I have very mixed feelings about this. I work in a library with a lot of patrons that are there all day due to housing issues.
Not in the UK, by the way, but in Canada. My American friends are reporting similar problems in their cities and towns. So I am hesitant to say this is just a matter of particular policy choices by particular governments. Investment in housing is an issue, but I think there is a lot more going on with it, from costs of materials to building regulations, but the number one thing I can see is drugs. The situation with drugs is far and away different than it was even 10 years ago where I am. And in other places around my country, the housing problem has similarly emerged as the new drugs have become dominant in that region.
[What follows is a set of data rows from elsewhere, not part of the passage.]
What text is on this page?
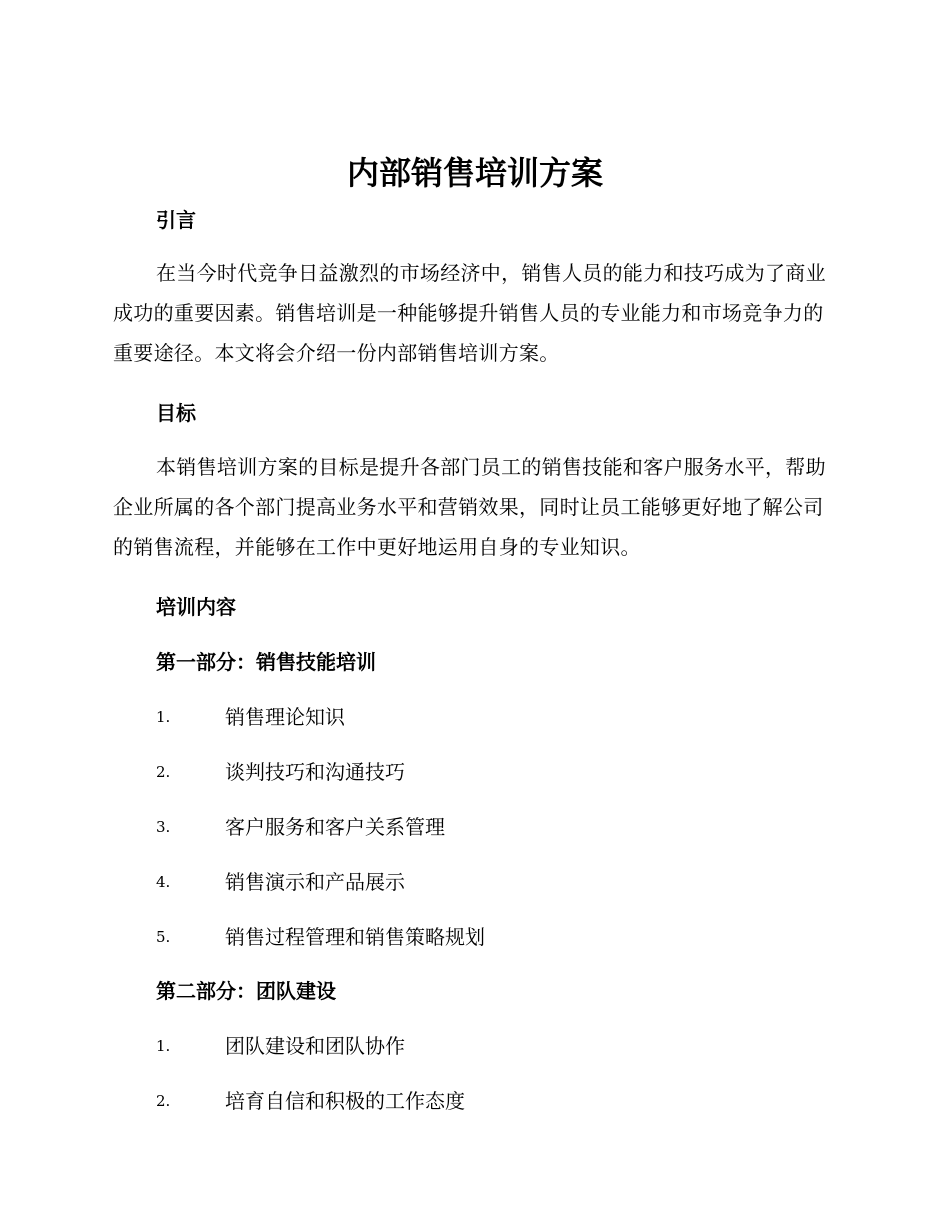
内部销售培训方案
引言

在当今时代竞争日益激烈的市场经济中，销售人员的能力和技巧成为了商业成功的重要因素。销售培训是一种能够提升销售人员的专业能力和市场竞争力的重要途径。本文将会介绍一份内部销售培训方案。

目标

本销售培训方案的目标是提升各部门员工的销售技能和客户服务水平，帮助企业所属的各个部门提高业务水平和营销效果，同时让员工能够更好地了解公司的销售流程，并能够在工作中更好地运用自身的专业知识。

培训内容
第一部分：销售技能培训
1.	销售理论知识
2.	谈判技巧和沟通技巧
3.	客户服务和客户关系管理
4.	销售演示和产品展示
5.	销售过程管理和销售策略规划
第二部分：团队建设
1.	团队建设和团队协作
2.	培育自信和积极的工作态度
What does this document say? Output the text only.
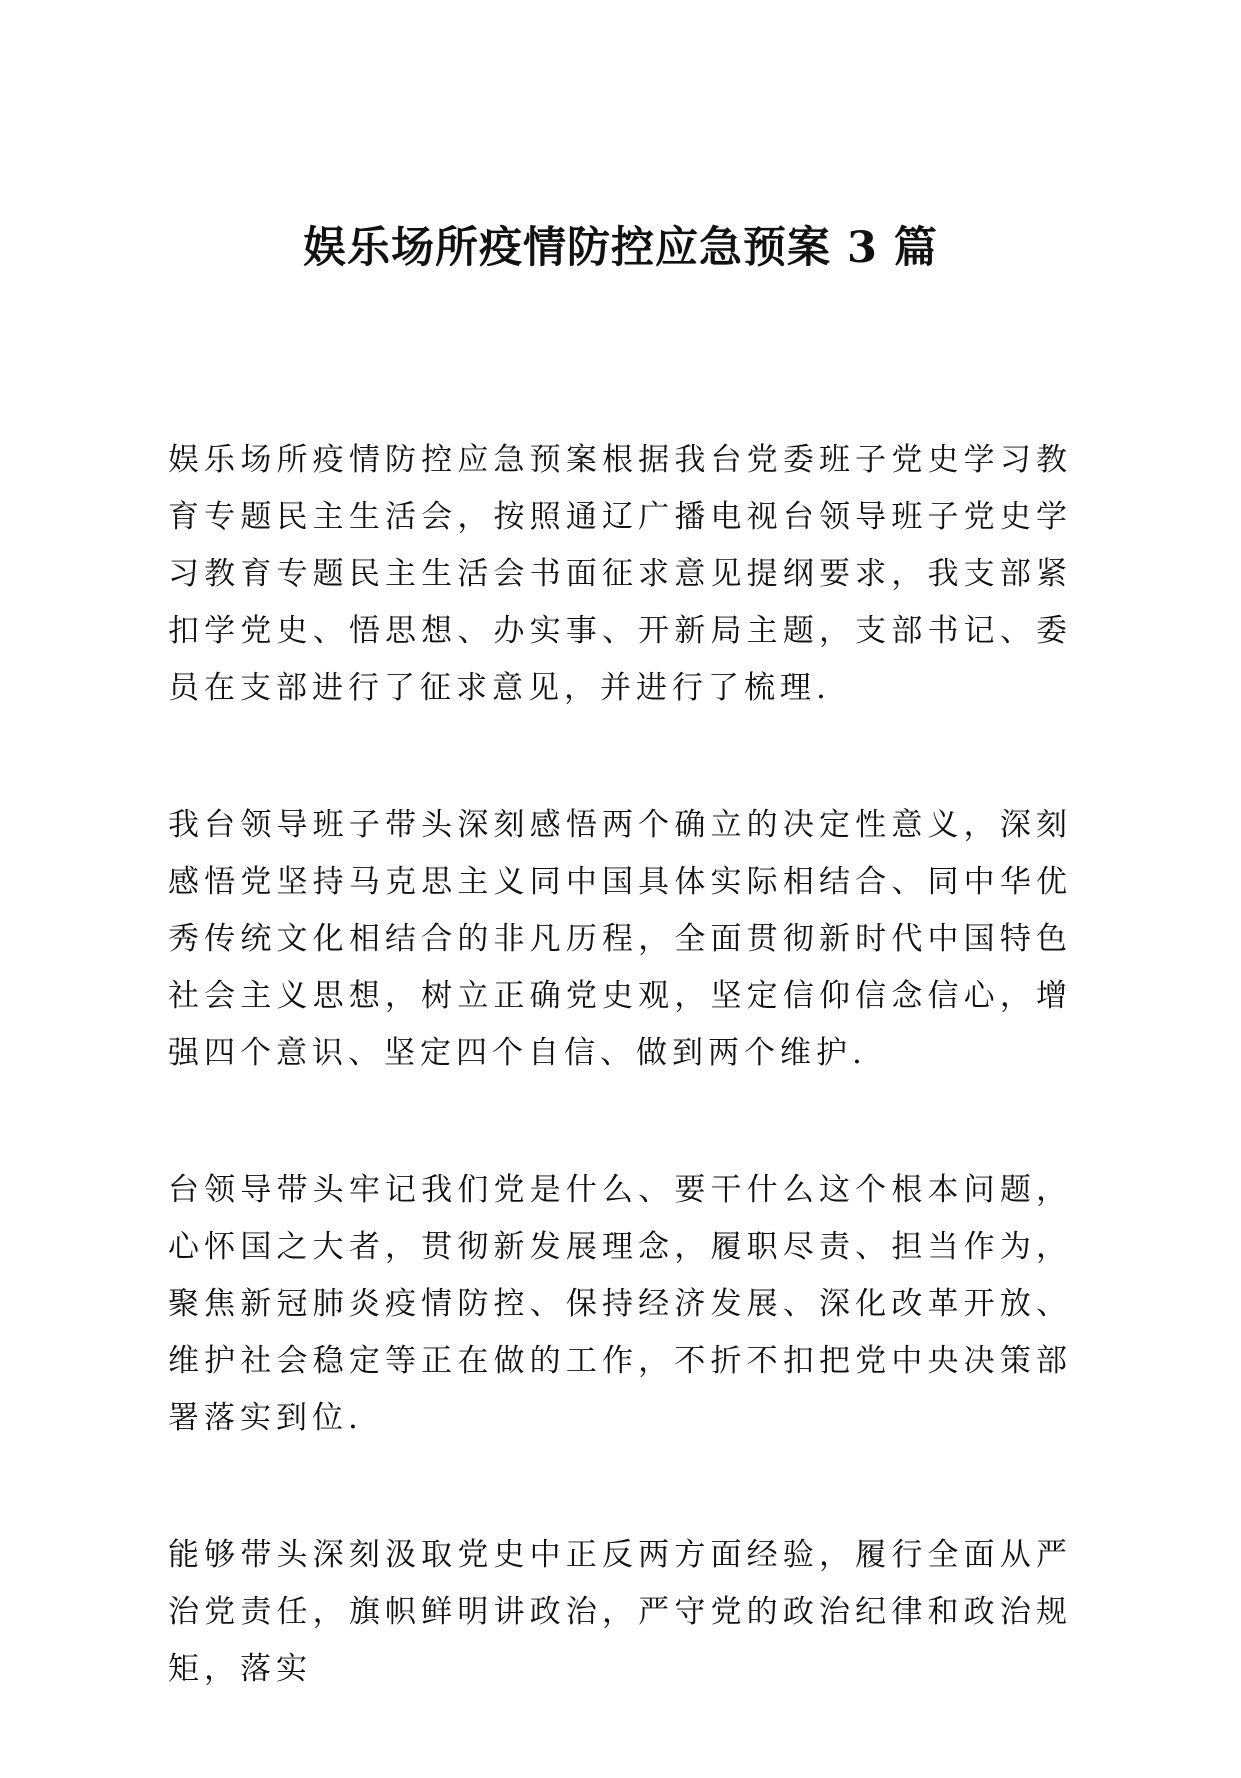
娱乐场所疫情防控应急预案 3 篇

娱乐场所疫情防控应急预案根据我台党委班子党史学习教育专题民主生活会，按照通辽广播电视台领导班子党史学习教育专题民主生活会书面征求意见提纲要求，我支部紧扣学党史、悟思想、办实事、开新局主题，支部书记、委员在支部进行了征求意见，并进行了梳理.

我台领导班子带头深刻感悟两个确立的决定性意义，深刻感悟党坚持马克思主义同中国具体实际相结合、同中华优秀传统文化相结合的非凡历程，全面贯彻新时代中国特色社会主义思想，树立正确党史观，坚定信仰信念信心，增强四个意识、坚定四个自信、做到两个维护.

台领导带头牢记我们党是什么、要干什么这个根本问题，心怀国之大者，贯彻新发展理念，履职尽责、担当作为，聚焦新冠肺炎疫情防控、保持经济发展、深化改革开放、维护社会稳定等正在做的工作，不折不扣把党中央决策部署落实到位.

能够带头深刻汲取党史中正反两方面经验，履行全面从严治党责任，旗帜鲜明讲政治，严守党的政治纪律和政治规矩，落实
There is a large portion of the population in shelters, and in tents, who have serious drug problems, or are mentally ill. Tent encampments tend to reflect that in a lot of places, what they bring with them are drug paraphernalia, fights, panhandlers, trafficing, prostitution, and so on. I've known people in low income housing where the tenters in the empty lot behind them would pee against the chain link fence between the two properties, in full view of the people in the houses; lots of tents just abandoned and left to be trash on the ground along with all the other trash from the encampment, and probably one of the worst things I've ever seen was a tent that caught fire because people were cooking drugs inside. (They were also selling drugs from the tent, but the police had been so hounded by the media for dealing harshly with the tents they would no longer deal with any of those problems.)
Banning tents isn't a solution, at the same time, I don't actually think it is ok for people to have this kind of thing going on in their homes and neighbourhoods either. People in that low-income housing aren't some sort of elite profiting from the labour of the masses, they are people in an inner city who want to be able to let their kids in the tiny back yard. The house across from the tent that caught on fire was a woman's shelter.